This assembly line has slowed since Xi Jinping came to power. Outwardly confident but inwardly insecure, the Communist Party has been playing rougher than usual with a wide range of independent companies, from Hong Kong’s Cathay Pacific Airways to Marriott, Tiffany, the Gap, Versace, Coach, and now the Houston Rockets. But these are newbies compared to Hollywood. Although it doesn’t get much attention in the U.S. media, Hollywood has come to realize, just in the past two years, that the People’s Republic is not Shangri-La but a 21st-century Brave New World—a digital dystopia where the rulers use entertainment to distract and indoctrinate the masses.
For America, Darkness and Trash
Meanwhile, back in the States, the main alternative to superhero tedium is a cult of “darkness” exemplified by Once Upon a Time in Hollywood, Quentin Tarantino’s nostalgic tribute to promiscuity, alcoholism, drug abuse, brutality, and murder in the summer of 1969. Typical of Tarantino, the decadence and violence are accompanied by a soundtrack of upbeat pop music, a gimmick that by creating a cheap and instant feeling of irony impresses a certain type of critic (generally speaking, the type who revels in the film’s depiction of a wild party at the Playboy Mansion while praising Tarantino for breaking off his long-term friendship with Harvey Weinstein).
Another recent film, The Joker, borrows heavily from the 2008 Batman movie, The Dark Knight, but omits the superhero and gives top billing to the supervillain. Ann Hornaday of the Washington Post accurately skewered The Joker as “a flagrantly seedy movie, one that constantly evokes the garbage, vermin and social apathy that New York was known for at its worst. Welcome to Gotham City, where the weak are killed and eaten.”
Neither Once Upon a Time in Hollywood nor The Joker has been allowed into China, although if the party were a little savvier it would screen movies like these in every theater, on the ground that their ugly, amoral vision makes excellent propaganda supporting the official Chinese view of America as a civilization in decline.
Then there’s television. It is too late to ask what happened to the networks. They sold their birthright 30 years ago, when competition from cable and the VCR led them to replace their costly “scripted” programs with cheap “unscripted” talk and reality shows. Unfortunately, these unscripted shows proved easier to clone than the scripted ones, and soon there were hundreds of them competing for eyeballs, not only on the networks but also on cable and in syndication. Some reality shows—American Idol, for example—spoke to the aspirations of young people in the United States and around the world. But owing to the cutthroat nature of the competition, the overall trajectory of these shows has been downward, toward crude voyeurism. There can be little doubt that “trash TV” like The Jerry Springer Show (1991–2018) and Keeping Up with the Kardashians (2007-present) has contributed to the coarsening and incivility, not just of American television but also of what used to be called American political discourse.

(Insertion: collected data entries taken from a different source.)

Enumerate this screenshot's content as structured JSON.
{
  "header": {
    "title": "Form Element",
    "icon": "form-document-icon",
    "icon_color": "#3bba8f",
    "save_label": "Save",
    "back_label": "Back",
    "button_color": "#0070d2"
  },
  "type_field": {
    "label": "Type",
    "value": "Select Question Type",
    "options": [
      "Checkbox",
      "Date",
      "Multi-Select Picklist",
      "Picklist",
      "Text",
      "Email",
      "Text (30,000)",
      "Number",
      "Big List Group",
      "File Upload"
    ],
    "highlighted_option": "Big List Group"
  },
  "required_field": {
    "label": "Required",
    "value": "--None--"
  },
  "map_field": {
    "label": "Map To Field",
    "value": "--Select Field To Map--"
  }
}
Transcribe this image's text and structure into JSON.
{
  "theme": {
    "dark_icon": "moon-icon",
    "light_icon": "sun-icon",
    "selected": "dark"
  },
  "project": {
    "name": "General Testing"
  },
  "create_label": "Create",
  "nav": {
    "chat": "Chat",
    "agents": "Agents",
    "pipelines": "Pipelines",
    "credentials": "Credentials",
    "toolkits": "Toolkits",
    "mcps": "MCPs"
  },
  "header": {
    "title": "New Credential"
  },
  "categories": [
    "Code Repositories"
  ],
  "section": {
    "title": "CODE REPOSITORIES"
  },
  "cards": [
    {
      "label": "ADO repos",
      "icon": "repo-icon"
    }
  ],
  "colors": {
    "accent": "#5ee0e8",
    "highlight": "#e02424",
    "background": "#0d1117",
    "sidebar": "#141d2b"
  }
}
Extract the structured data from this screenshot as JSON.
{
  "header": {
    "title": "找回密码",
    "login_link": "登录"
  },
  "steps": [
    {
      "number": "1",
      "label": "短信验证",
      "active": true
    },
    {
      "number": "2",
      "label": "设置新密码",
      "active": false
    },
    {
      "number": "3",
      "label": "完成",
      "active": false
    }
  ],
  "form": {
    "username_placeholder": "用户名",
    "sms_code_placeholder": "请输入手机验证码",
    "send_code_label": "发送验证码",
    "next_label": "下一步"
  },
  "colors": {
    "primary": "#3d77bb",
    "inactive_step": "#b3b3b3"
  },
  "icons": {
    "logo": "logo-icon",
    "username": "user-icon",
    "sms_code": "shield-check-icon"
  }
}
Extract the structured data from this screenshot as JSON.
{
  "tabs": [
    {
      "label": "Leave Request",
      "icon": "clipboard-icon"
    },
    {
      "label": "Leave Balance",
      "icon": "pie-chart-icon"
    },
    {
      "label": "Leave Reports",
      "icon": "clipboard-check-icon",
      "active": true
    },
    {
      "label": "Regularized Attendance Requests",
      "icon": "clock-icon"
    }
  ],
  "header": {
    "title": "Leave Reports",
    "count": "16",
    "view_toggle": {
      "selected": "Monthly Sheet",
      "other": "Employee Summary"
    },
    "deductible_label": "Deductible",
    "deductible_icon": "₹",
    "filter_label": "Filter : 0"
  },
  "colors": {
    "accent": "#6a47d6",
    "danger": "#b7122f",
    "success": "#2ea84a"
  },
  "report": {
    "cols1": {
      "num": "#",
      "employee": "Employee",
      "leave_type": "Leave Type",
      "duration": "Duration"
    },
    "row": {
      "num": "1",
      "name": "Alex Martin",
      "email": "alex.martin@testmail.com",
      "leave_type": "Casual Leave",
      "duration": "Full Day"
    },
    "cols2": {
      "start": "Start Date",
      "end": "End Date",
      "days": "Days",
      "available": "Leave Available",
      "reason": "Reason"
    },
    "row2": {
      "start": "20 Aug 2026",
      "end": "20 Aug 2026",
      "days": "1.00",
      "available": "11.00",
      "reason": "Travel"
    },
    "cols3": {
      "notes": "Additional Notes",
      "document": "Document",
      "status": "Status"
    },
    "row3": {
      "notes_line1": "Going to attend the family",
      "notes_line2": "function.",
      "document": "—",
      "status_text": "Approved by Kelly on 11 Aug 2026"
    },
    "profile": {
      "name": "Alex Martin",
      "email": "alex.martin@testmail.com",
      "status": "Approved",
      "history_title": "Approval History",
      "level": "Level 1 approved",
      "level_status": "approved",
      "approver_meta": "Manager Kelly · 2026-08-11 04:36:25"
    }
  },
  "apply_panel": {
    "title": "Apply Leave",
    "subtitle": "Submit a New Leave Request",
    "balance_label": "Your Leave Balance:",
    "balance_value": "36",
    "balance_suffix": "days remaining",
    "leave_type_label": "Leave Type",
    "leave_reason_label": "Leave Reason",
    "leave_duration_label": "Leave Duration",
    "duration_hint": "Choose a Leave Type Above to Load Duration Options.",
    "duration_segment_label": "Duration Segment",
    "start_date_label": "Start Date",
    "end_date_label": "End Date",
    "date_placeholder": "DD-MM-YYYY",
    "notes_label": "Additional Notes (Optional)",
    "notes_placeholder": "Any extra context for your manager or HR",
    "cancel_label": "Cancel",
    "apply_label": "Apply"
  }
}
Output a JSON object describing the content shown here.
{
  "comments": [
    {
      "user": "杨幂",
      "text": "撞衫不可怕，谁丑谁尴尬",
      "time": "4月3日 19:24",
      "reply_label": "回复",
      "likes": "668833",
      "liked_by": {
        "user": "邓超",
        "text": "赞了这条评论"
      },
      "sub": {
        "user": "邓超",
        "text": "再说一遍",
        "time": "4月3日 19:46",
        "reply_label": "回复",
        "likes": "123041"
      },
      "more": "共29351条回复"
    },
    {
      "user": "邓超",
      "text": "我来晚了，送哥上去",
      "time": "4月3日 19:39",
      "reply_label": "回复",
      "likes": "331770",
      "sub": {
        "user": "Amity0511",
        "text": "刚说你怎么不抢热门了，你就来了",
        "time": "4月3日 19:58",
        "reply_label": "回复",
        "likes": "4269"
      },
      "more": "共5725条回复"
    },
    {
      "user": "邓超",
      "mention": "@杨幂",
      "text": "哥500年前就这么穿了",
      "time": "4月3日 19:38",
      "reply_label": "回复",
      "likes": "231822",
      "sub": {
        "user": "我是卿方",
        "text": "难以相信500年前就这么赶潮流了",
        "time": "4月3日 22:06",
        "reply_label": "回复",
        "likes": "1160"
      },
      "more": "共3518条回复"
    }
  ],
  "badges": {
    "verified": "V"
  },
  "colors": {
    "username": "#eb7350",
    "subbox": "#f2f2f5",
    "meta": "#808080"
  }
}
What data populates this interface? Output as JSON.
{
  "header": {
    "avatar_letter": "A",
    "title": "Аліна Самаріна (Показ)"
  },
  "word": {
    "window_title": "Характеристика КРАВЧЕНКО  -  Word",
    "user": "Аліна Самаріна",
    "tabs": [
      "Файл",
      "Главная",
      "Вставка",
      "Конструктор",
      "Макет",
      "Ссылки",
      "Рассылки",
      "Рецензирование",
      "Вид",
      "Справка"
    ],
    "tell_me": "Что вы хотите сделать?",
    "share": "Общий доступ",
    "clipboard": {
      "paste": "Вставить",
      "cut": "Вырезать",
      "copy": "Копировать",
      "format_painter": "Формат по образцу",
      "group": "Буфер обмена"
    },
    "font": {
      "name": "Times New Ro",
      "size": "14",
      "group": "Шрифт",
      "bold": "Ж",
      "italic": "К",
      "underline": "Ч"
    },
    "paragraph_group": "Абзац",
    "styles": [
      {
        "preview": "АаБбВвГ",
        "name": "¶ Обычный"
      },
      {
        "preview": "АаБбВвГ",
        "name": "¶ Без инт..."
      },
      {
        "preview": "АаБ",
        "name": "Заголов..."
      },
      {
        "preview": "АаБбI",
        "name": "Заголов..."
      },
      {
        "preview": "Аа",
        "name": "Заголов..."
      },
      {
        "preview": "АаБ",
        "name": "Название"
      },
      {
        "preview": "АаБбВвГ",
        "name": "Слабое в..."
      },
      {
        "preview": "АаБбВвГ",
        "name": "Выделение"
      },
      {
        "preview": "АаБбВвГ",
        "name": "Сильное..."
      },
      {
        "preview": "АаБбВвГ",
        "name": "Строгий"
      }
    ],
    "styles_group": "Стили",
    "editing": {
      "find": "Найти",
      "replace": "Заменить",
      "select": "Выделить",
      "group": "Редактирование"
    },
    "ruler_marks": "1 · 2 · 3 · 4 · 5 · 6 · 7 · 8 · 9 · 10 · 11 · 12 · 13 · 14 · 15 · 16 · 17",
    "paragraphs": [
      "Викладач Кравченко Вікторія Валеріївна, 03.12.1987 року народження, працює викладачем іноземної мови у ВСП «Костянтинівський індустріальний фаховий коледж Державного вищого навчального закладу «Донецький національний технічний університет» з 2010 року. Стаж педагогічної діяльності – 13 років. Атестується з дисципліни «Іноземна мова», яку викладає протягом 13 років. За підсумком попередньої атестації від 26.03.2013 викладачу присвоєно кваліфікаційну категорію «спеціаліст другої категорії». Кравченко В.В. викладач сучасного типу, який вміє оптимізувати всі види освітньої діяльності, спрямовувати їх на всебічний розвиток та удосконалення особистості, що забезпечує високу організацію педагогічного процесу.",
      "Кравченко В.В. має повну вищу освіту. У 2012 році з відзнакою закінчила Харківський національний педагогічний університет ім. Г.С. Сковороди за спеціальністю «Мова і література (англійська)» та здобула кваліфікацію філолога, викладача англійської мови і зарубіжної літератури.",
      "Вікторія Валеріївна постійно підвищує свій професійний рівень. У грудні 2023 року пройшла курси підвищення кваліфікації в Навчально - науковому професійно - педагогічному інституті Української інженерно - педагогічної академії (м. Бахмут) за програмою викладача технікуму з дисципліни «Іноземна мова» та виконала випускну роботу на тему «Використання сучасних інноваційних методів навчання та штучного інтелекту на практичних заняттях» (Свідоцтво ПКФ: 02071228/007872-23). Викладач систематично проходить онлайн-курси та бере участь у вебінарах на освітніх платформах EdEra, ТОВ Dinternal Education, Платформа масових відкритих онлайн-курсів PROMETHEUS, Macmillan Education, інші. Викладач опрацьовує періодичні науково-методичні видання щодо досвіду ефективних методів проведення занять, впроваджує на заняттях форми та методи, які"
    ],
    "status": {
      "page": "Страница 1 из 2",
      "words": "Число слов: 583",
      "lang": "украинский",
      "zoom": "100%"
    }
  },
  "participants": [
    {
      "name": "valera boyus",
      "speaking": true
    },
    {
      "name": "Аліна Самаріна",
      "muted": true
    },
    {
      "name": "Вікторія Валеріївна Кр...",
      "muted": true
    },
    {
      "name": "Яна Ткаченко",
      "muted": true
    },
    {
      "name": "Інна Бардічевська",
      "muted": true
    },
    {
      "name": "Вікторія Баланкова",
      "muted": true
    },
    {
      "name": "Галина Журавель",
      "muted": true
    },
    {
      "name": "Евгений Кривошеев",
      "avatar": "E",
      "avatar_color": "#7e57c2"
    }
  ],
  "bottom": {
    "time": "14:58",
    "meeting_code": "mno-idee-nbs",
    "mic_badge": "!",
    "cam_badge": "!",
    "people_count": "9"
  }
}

Back in the 1980s, when China was extending its state TV system to every corner of its vast territory, it imported American shows to attract viewers. (When visiting Beijing in the late 2000s, I met several people who fondly recalled The Brady Bunch as their first introduction to American culture.) But after crushing the pro-democracy movement in 1989, the regime began encouraging Chinese companies to produce what might be called “U.S. entertainment with Chinese characteristics.” This included talk and reality shows and, in 2006, the finale of an American Idol-style singing contest called Super Girl that attracted the largest audience in Chinese television history. But instead of being pleased, the party objected to the fact that millions of viewers had been encouraged to take the politically forbidden step of voting for the winner. High-level meetings were held, and this simulacrum of democracy was condemned as “vulgar” (which it wasn’t) and canceled just before the 2008 Beijing Olympics.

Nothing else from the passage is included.